Let me see if I can find a workaround, otherwise, sure, that would be fun.
Is reading the memory in reverse inside ScanOpToLLVM a good idea? I am taking this route in my CUDA implementation and the algorithm should be close to the one in ScanOpToLLVM. I'd be down to write some MLIR C++ for this.
Here's an in-memory reverse hack that seems to work for me. Unfortunately with tl.dot I get a segfault. (any recs for debugging those?)
L = 32
@triton.jit
def reverse(x_ptr, z_ptr):
    Ls = tl.arange(0, L)
    x = tl.load(x_ptr + L * Ls[:, None] + Ls)[:, None, :]
    y = (Ls[:, None] == L - Ls - 1)   
    z = tl.sum(x * y, 2)
    tl.store(z_ptr + L * Ls[:, None] + Ls, z)
Thanks for the solution. Seems like uses similar idea as triton's sort.
tl.dot doesn't support 3d matrix multiplications.
Since this is a hack, either tl.dot or tl.sum will be slower than the native reverse=True version anyway
Just to be clear the tl.dot version is a 2D mat mul. (code below that segfaults)
But yes I agree that a reverse=True is the best way. Unfortunately I am now running into a bug with tl.associativescan giving the wrong answer on the forward pass, so I am trying to debug that :cry:
L = 32
@triton.jit
def reverse(x_ptr, z_ptr):
    Ls = tl.arange(0, L)
    x = tl.load(x_ptr + L * Ls[:, None] + Ls)
    y = (Ls[:, None] == L - Ls - 1).to(tl.float32) # forget the exact syntax
    z = tl.dot(x * y, 2)
    tl.store(z_ptr + L * Ls[:, None] + Ls, z)
Unfortunately I am now running into a bug with tl.associativescan giving the wrong answer on the forward pass, so I am trying to debug that 😢
Please let us know if the bug is caused by triton
Although I cannot understand how this hack runs but I testes it and found I works well.

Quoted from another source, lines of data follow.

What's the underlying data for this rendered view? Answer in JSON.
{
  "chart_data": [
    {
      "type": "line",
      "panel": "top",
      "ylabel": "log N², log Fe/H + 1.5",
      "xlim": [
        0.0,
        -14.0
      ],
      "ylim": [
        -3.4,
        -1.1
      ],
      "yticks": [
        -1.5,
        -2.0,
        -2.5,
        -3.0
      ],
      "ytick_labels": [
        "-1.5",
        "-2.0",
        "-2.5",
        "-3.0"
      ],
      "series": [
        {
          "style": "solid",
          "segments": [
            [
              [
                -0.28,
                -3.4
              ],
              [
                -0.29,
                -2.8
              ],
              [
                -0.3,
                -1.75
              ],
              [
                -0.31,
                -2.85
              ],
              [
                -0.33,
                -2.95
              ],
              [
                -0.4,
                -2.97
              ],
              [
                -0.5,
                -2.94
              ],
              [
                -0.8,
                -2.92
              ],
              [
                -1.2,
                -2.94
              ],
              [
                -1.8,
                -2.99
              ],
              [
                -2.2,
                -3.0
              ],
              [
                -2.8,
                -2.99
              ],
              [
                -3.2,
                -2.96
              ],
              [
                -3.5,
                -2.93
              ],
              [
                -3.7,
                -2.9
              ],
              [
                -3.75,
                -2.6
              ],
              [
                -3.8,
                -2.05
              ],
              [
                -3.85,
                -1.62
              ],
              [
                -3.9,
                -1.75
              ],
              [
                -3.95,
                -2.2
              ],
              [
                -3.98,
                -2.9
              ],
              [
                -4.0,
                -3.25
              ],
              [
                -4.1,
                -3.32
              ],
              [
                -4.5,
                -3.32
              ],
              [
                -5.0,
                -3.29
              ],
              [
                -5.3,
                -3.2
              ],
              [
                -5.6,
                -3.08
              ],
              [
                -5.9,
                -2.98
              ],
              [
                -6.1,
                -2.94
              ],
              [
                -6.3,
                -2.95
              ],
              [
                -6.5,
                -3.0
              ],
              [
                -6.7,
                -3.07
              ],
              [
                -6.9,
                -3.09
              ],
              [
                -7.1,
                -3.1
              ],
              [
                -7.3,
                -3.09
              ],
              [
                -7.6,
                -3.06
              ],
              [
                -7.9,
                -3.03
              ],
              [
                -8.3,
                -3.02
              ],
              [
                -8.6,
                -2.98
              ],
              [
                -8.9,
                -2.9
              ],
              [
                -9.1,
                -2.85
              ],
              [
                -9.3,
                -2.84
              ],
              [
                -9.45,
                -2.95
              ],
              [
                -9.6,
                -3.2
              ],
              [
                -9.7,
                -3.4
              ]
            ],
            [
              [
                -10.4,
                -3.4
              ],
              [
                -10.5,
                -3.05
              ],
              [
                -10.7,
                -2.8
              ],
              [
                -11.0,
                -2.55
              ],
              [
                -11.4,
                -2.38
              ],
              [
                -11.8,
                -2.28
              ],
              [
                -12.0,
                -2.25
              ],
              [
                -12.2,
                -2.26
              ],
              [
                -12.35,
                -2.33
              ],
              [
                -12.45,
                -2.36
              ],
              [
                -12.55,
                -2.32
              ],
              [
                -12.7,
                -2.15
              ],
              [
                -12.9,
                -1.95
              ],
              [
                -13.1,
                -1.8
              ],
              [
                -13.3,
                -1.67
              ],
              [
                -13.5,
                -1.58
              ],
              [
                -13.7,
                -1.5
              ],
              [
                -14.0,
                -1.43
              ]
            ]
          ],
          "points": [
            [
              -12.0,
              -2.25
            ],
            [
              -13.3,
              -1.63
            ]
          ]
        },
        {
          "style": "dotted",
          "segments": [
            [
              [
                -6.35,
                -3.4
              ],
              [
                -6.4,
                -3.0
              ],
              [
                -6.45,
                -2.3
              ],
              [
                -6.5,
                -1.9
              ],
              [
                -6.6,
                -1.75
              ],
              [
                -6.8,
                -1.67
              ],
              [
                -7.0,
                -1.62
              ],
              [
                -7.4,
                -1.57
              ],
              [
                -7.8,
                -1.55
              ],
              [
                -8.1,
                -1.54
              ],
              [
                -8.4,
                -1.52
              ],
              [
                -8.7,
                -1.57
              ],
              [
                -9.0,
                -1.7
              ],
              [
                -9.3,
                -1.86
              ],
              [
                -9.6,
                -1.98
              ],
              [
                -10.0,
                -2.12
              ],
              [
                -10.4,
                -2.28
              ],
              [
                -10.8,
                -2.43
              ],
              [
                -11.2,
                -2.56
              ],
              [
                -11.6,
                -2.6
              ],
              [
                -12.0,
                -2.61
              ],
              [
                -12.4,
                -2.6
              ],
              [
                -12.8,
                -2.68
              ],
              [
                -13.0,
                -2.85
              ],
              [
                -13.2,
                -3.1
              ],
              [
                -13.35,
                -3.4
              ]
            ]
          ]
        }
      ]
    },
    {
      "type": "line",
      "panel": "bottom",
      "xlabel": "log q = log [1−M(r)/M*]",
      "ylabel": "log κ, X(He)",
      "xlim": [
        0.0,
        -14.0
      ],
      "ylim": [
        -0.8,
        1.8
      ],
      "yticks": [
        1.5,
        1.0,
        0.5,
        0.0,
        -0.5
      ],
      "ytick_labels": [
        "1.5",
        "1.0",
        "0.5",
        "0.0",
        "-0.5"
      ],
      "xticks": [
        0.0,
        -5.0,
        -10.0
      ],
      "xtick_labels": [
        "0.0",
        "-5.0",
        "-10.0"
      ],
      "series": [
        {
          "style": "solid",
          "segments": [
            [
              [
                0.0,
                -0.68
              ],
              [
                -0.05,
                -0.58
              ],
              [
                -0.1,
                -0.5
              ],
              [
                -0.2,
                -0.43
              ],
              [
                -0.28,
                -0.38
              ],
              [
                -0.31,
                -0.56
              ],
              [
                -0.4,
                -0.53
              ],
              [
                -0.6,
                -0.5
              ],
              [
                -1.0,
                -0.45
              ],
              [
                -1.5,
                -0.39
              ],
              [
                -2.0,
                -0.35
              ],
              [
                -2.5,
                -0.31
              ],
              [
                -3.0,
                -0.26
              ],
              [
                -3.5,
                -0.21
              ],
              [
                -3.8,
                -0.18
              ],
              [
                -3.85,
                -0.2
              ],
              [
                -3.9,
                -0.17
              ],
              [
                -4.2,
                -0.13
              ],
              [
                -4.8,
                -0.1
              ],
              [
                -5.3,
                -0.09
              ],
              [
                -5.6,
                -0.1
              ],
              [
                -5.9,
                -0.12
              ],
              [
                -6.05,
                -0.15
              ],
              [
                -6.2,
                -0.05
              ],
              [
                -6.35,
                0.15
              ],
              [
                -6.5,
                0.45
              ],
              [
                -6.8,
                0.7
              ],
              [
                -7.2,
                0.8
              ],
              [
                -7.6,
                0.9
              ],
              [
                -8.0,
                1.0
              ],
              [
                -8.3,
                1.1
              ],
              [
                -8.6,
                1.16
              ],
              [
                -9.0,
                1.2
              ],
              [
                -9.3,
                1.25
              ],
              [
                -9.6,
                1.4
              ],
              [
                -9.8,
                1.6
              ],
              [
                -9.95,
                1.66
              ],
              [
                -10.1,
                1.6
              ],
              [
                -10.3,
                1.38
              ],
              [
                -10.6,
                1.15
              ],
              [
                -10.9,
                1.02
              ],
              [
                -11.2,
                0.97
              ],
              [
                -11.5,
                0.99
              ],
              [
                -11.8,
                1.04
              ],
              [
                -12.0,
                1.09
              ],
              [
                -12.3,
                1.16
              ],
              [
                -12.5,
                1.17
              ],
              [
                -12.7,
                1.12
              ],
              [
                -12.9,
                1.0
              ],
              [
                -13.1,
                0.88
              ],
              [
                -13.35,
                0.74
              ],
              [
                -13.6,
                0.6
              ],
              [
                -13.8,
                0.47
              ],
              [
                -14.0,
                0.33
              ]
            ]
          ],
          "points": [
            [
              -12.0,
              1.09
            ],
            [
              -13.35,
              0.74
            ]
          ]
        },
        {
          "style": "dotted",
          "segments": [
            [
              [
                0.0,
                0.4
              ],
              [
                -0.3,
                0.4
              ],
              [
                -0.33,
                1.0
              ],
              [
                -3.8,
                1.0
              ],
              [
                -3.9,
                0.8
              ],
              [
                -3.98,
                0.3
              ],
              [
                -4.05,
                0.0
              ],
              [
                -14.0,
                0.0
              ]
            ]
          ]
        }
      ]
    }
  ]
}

It seems that @srush's code $L$ must be in must be power of 2.
Sorry, shouldn't have called it a hack. Here's an explanation of what it is doing.
However as @Jokeren notes my method requires creating an B x L x L intermediate. This wouldn't be a problem, but tl.dot seems pretty broken in that the following triton version segfaults for me.
import triton
import triton.language as tl
import torch
L = 32
@triton.jit
def reverse(x_ptr, z_ptr):
    Ls = tl.arange(0, L)
    x = tl.load(x_ptr + L * Ls[:, None] + Ls)
    M = (Ls[:, None] == L - Ls - 1).to(tl.float32)
    z = tl.dot(x, M)
    tl.store(z_ptr + L * Ls[:, None] + Ls, z)
    
x = (torch.arange(L) + torch.zeros(L, L)).float().cuda()
z = (torch.arange(L) + torch.zeros(L, L)).float().cuda()
reverse[(1,)](x, z)
Well, the above code works well for me. It did not report an error. Maybe you need to check your triton version?
What's your version? I was using nightly.
I am using triton 2.1.0, python 3.11.5. I directly copied your code and ran it in Jupyter notebook.